Mereka sedang memandangi tempat parkir. Netra menyusul ke tempat parkir. Tepat sekali, Aldi memang berada di sana, sedang mengambil motornya lalu menstaternya dan keluar dari tempat parkir. Tanpa pikir panjang, Netra ikut mengambil motornya untuk membuntuti motor Aldi.

****

Netra mengikuti Aldi dengan hati-hati. Dia memperhitungkan jarak yang aman antara motornya dengan motor Aldi. Tidak boleh terlalu dekat supaya tidak ketahuan. Namun juga tidak boleh terlalu jauh supaya dia tidak kehilangan jejak.

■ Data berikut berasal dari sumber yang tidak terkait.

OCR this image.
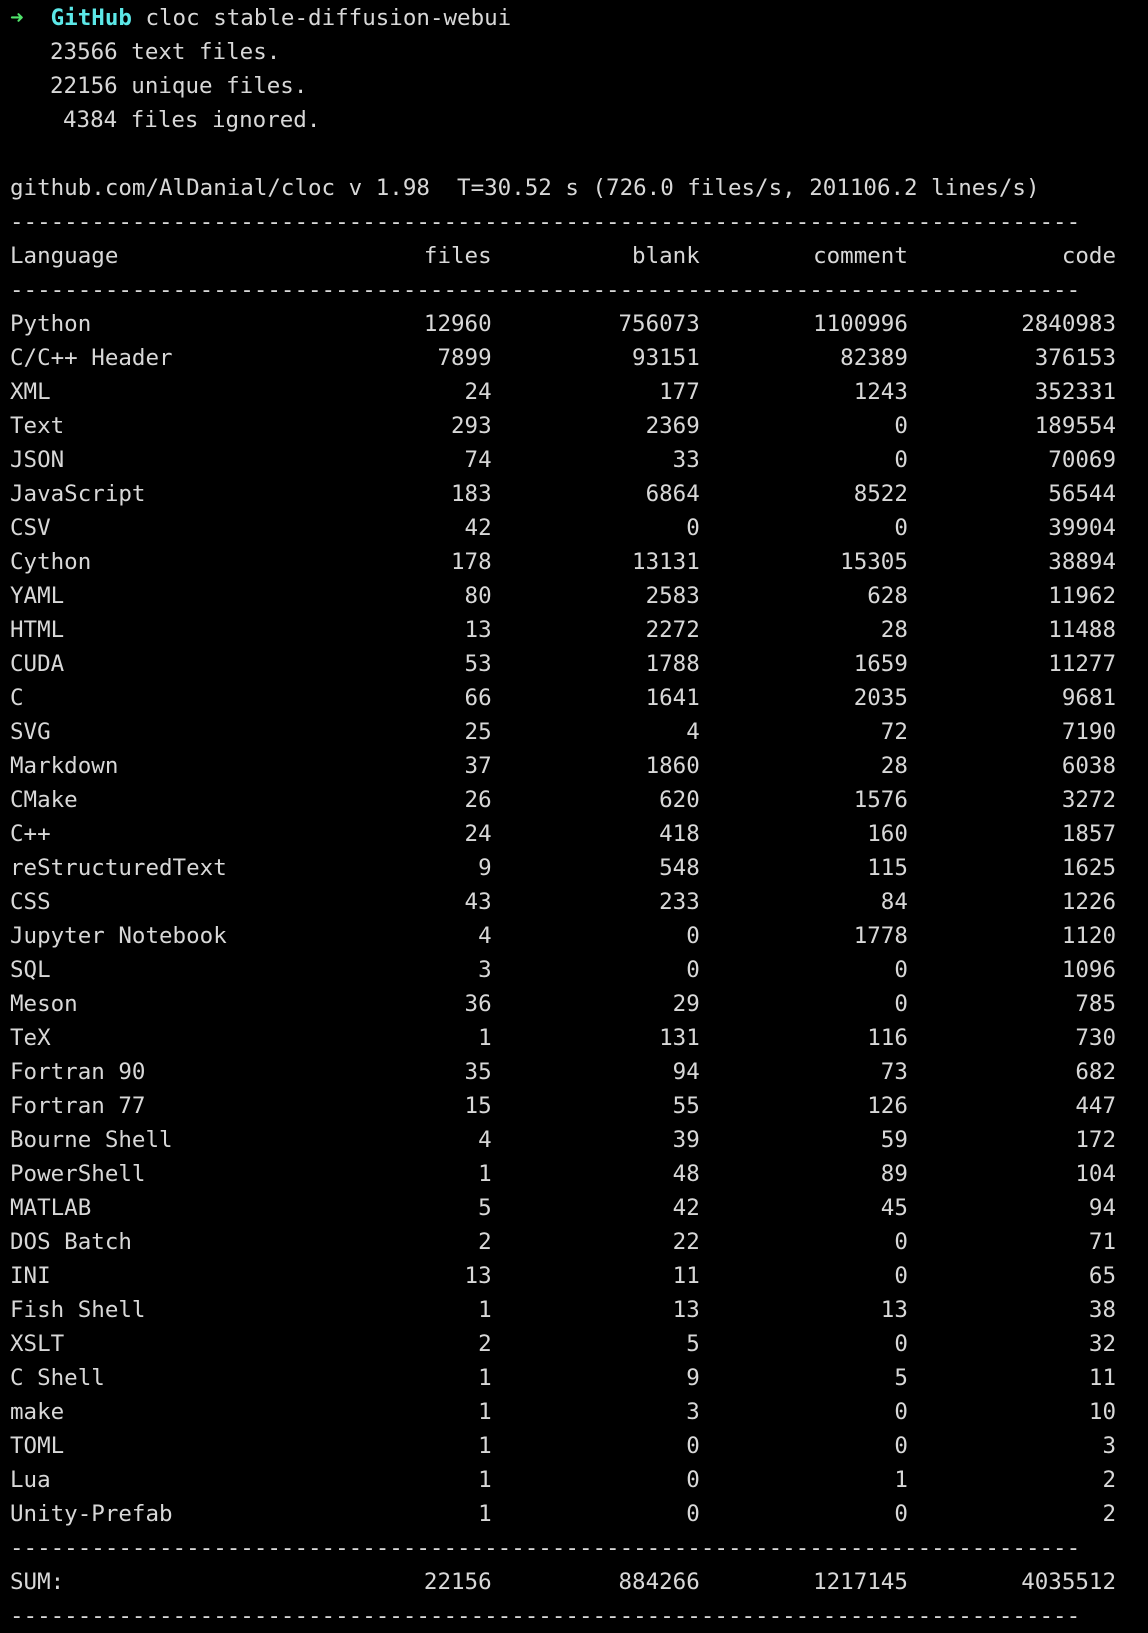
➜ GitHub cloc stable-diffusion-webui
23566 text files.
22156 unique files.
4384 files ignored.
github.com/AlDanial/cloc v 1.98  T=30.52 s (726.0 files/s, 201106.2 lines/s)
-------------------------------------------------------------------------------
Language	files	blank	comment	code
-------------------------------------------------------------------------------
Python	12960	756073	1100996	2840983
C/C++ Header	7899	93151	82389	376153
XML	24	177	1243	352331
Text	293	2369	0	189554
JSON	74	33	0	70069
JavaScript	183	6864	8522	56544
CSV	42	0	0	39904
Cython	178	13131	15305	38894
YAML	80	2583	628	11962
HTML	13	2272	28	11488
CUDA	53	1788	1659	11277
C	66	1641	2035	9681
SVG	25	4	72	7190
Markdown	37	1860	28	6038
CMake	26	620	1576	3272
C++	24	418	160	1857
reStructuredText	9	548	115	1625
CSS	43	233	84	1226
Jupyter Notebook	4	0	1778	1120
SQL	3	0	0	1096
Meson	36	29	0	785
TeX	1	131	116	730
Fortran 90	35	94	73	682
Fortran 77	15	55	126	447
Bourne Shell	4	39	59	172
PowerShell	1	48	89	104
MATLAB	5	42	45	94
DOS Batch	2	22	0	71
INI	13	11	0	65
Fish Shell	1	13	13	38
XSLT	2	5	0	32
C Shell	1	9	5	11
make	1	3	0	10
TOML	1	0	0	3
Lua	1	0	1	2
Unity-Prefab	1	0	0	2
-------------------------------------------------------------------------------
SUM:	22156	884266	1217145	4035512
-------------------------------------------------------------------------------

Netra masih belum tahu kemana tujuan Aldi. Dilihat dari langkah buru-burunya saat keluar kelas, mungkin Aldi mau langsung pulang ke rumah. Jujur saja, Netra belum tahu rumah Aldi.

Netra mengernyit. Dia menajamkan pandangannya. Hampir saja dia kehilangan motor Aldi karena mobil yang tiba-tiba muncul di depannya.

Aldi berbelok ke satu gang. Netra memelankan laju motornya. Cukup jauh di depan sana, Aldi menghentikan motornya di depan sebuah rumah besar. Lalu pagarnya terbuka dan Aldi menghilang di balik pagar bersama motornya. Netra melewati rumah itu dengan pelan, sebelumnya dia sempat melirik nomor rumahnya. Nomor 116. Oke, Netra akan mengingatnya.

Penyelidikan berhenti sampai di sini. Paling tidak Netra sudah mengetahui di mana rumah Aldi. Netra cukup puas dengan hasil yang dia dapat saat ini.

****

"Bukaaaan, Net!"

Seruan dari tiga cewek di sekitar Netra ini tidak hanya memekakkan telinga Netra, tapi juga menghancurkan hati Netra.